Flint haussa un sourcil alors qu’il allait entrer dans le réfectoire. Il entendit un bruit de métal qui tapa le sol, et son mari lâcha un juron, ce qui effraya son marmiton.

— Aïeeeeeuh ! hurla Gabriel. Mon pied !

Le blond secoua sa tête. Monsieur Kent devait encore avoir échappé la marmite du potage, pour la troisième fois cette semaine. Il s’agissait du marmiton le plus maladroit de la cuisine et c’était la seule chose qu’il soit assez compétant de faire, à part se battre. Le jeune homme maigrelet et timide, s’excusa auprès de Gabriel et enleva son tablier avant de quitter la cuisine en pleurant. Le colosse soupira, tandis qu’un autre cuisinier vint l’aider à nettoyer les dégâts.

— Il devrait laisser tomber et se porter volontaire dans l’une des serres, celui-là, mentionna Flint qui s’approcha du comptoir.

Il se servit une pomme, sous le regard de son mari qui soupira. Le blond en profita pour sortir une liste de sa bague magique, avant de la mettre devant lui.

— En passant, voici une liste de requêtes écrites par les infirmières, ajouta-t-il. Quelques-uns de leurs patients sont très sélectifs.

— Encore ? ronchonna Gabriel. Ils sont difficiles… Pfft…

— Disons que l’infection est revenue… mais avec l’aide de Kyran, nous avons quand même réussi à en soigner plusieurs.

— Moi, je dis qu’on devrait juste tuer Satan, proposa la jeune femme qui aidait le chef-cuisinier à nettoyer le plancher. C’est probablement lui qui infecte tout le monde.

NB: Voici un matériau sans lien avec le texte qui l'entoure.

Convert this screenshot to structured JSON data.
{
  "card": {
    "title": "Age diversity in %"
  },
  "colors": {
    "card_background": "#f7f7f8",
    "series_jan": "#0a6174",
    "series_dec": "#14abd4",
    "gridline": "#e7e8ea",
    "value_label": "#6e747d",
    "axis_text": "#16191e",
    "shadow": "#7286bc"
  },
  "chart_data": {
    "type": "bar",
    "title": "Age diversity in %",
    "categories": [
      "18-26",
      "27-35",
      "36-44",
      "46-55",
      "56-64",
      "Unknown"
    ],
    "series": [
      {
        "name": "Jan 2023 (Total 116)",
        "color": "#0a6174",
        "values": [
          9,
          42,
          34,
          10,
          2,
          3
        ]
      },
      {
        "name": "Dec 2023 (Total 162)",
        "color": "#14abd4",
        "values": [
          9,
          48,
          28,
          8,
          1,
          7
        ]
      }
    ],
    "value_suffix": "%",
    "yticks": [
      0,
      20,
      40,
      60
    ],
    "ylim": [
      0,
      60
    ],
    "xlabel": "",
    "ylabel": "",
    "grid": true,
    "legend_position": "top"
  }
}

— On a déjà exclu la possibilité d’une malédiction, Agathe, mais ce n’est pas l’envie qui me manque, crois-moi, répondit le capitaine. Mon père a déjà demandé à ses mages de passer plusieurs tests de sangs différents avec celui du diable, pour comparer les résultats. Il semblerait qu’il ne soit pas affecté. Ils lui ont même jeté plusieurs sortilèges afin de vérifier s’il n’avait pas d’autres enchantements, mais n’ont rien trouvé.

La dénommée Agathe haussa des épaules et partit nettoyer la serpillière dont elle s’était servie pour laver les dalles recouvertes de soupe. Gabriel souleva le chaudron, il restait encore assez de potage pour quelques personnes. Il parut soulagé.

— Peut-être qu’il pourrait nous aider à trouver un vaccin, comme sentence, suggéra le colosse. Après, je me chargerais de l’exécuter personnellement.

Le gros guerrier fronça des sourcils, les narines élargies. Il n’avait toujours pas oublié ce que ce monstre avait fait à Lucas. Flint aussi ressentait beaucoup de frustrations, mais faisait confiance à son père et au nouveau Conseil pour régler cette affaire.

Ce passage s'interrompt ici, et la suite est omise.